Branching is bad for performance, but only when it is hard to predict. However, it should be rather easy for the processor to predict whether we have fewer than 16 bits set in the provided word, of fewer than 32 bits, and so forth. So some level of branching is adequate.
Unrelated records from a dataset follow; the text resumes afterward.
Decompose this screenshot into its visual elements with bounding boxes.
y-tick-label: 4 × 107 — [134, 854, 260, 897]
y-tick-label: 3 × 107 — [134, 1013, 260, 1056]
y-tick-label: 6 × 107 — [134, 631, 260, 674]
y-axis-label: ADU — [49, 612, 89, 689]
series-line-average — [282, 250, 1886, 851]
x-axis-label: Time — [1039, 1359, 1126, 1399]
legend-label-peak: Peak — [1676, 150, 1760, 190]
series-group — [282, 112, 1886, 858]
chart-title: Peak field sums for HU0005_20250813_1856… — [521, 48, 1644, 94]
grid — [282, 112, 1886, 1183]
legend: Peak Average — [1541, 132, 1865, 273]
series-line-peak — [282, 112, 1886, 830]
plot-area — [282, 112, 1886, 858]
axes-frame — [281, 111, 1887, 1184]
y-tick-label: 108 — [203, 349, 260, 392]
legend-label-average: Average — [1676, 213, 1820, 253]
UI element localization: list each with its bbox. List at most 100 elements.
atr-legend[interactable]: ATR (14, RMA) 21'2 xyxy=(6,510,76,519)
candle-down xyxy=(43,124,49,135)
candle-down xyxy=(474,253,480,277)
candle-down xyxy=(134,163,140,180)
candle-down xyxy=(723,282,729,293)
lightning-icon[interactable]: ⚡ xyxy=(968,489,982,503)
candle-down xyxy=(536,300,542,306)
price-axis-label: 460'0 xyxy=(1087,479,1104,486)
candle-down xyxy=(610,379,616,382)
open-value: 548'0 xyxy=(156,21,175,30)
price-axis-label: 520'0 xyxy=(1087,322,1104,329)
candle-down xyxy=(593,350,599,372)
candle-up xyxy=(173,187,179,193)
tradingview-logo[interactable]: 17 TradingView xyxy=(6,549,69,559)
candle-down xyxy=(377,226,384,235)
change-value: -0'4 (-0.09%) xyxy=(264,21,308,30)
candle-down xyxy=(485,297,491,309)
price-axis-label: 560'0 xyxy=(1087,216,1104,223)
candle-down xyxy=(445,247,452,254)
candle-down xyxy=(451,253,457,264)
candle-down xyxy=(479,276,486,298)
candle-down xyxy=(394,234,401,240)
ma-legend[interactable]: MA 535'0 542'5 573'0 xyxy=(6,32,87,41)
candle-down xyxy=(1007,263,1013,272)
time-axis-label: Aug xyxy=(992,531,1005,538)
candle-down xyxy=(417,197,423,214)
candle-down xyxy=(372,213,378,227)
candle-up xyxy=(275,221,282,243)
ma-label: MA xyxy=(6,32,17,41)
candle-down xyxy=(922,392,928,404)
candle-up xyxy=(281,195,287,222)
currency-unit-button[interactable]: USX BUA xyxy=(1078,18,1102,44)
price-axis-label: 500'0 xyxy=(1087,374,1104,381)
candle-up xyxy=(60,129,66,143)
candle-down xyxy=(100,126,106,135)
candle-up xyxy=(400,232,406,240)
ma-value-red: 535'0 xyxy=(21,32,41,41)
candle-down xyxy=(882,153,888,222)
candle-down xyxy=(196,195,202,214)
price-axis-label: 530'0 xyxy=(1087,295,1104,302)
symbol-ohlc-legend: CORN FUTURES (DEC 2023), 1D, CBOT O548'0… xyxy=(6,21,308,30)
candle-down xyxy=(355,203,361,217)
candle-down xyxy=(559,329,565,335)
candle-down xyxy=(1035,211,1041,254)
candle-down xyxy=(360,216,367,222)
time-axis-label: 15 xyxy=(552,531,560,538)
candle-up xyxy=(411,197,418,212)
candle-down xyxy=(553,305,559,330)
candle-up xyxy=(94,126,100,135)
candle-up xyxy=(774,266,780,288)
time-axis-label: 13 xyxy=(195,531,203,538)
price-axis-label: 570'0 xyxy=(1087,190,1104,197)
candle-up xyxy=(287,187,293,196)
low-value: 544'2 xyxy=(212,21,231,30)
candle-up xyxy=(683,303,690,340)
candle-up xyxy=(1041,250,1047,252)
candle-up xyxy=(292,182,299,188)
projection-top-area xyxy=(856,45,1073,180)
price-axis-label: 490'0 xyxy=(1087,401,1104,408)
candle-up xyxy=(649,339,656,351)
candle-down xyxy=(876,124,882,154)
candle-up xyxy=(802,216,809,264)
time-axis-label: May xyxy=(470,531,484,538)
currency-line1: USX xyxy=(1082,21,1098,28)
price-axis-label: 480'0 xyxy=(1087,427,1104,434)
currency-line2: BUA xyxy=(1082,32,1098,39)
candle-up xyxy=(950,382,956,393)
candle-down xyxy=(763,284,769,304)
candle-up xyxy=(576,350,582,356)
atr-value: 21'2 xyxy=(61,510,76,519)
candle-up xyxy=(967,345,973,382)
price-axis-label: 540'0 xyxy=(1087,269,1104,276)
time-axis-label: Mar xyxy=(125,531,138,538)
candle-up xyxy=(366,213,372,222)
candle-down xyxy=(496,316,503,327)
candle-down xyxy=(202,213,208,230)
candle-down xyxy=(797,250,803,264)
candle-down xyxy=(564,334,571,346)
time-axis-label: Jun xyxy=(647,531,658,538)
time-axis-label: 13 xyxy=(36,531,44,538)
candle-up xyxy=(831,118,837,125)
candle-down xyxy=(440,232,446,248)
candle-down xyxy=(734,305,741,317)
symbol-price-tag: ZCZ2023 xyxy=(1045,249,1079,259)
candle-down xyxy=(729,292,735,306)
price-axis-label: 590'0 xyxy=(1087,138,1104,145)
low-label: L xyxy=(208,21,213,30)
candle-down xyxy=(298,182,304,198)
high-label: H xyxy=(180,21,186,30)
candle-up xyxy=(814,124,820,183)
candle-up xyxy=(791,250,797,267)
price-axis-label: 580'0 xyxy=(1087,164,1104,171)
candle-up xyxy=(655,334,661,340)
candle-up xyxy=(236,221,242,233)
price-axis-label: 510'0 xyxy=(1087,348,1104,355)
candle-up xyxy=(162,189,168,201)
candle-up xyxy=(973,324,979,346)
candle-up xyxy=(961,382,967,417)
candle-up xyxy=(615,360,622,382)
The following function should do:

void vbmi2_decoder_cvtepu8_branchy(uint32_t *base_ptr, uint32_t &base,
                                           uint32_t idx, uint64_t bits) {
  if(bits == 0) { return; }

  __m512i indexes = _mm512_maskz_compress_epi8(bits, _mm512_set_epi32(
    0x3f3e3d3c, 0x3b3a3938, 0x37363534, 0x33323130,
    0x2f2e2d2c, 0x2b2a2928, 0x27262524, 0x23222120,
    0x1f1e1d1c, 0x1b1a1918, 0x17161514, 0x13121110,
    0x0f0e0d0c, 0x0b0a0908, 0x07060504, 0x03020100
  ));
  __m512i start_index = _mm512_set1_epi32(idx);
  
  int count = _popcnt64(bits);
  __m512i t0 = _mm512_cvtepu8_epi32(_mm512_castsi512_si128(indexes));
  _mm512_storeu_si512(base_ptr + base, _mm512_add_epi32(t0, start_index));
  
  if(count > 16) {   
    __m512i t1 = _mm512_cvtepu8_epi32(_mm512_extracti32x4_epi32(indexes, 1));
    _mm512_storeu_si512(base_ptr + base + 16, _mm512_add_epi32(t1, start_index));
    if(count > 32) {   
      __m512i t2 = _mm512_cvtepu8_epi32(_mm512_extracti32x4_epi32(indexes, 2));
      _mm512_storeu_si512(base_ptr + base + 32, _mm512_add_epi32(t2, start_index));
      if(count > 48) {   
        __m512i t3 = _mm512_cvtepu8_epi32(_mm512_extracti32x4_epi32(indexes, 3));
        _mm512_storeu_si512(base_ptr + base + 48, _mm512_add_epi32(t3, start_index));
      }
    }
  }
  base += count;
}

The results will vary depending on the input data, but I already have a realistic case with moderate density (about 10% of the bits are set) that I am reusing. Using a Tiger-Lake processor and GCC 9, I get the following timings per set value, when using a sizeable input:

	nanoseconds/value
basic	0.95
unrolled (simdjson)	0.74
AVX-512 (previous post)	0.57
AVX-512 (new)	0.29

My code is available.

That is a rather remarkable performance, especially considering how we do not need any large table or sophisticated algorithm. All we need are fancy AVX-512 instructions.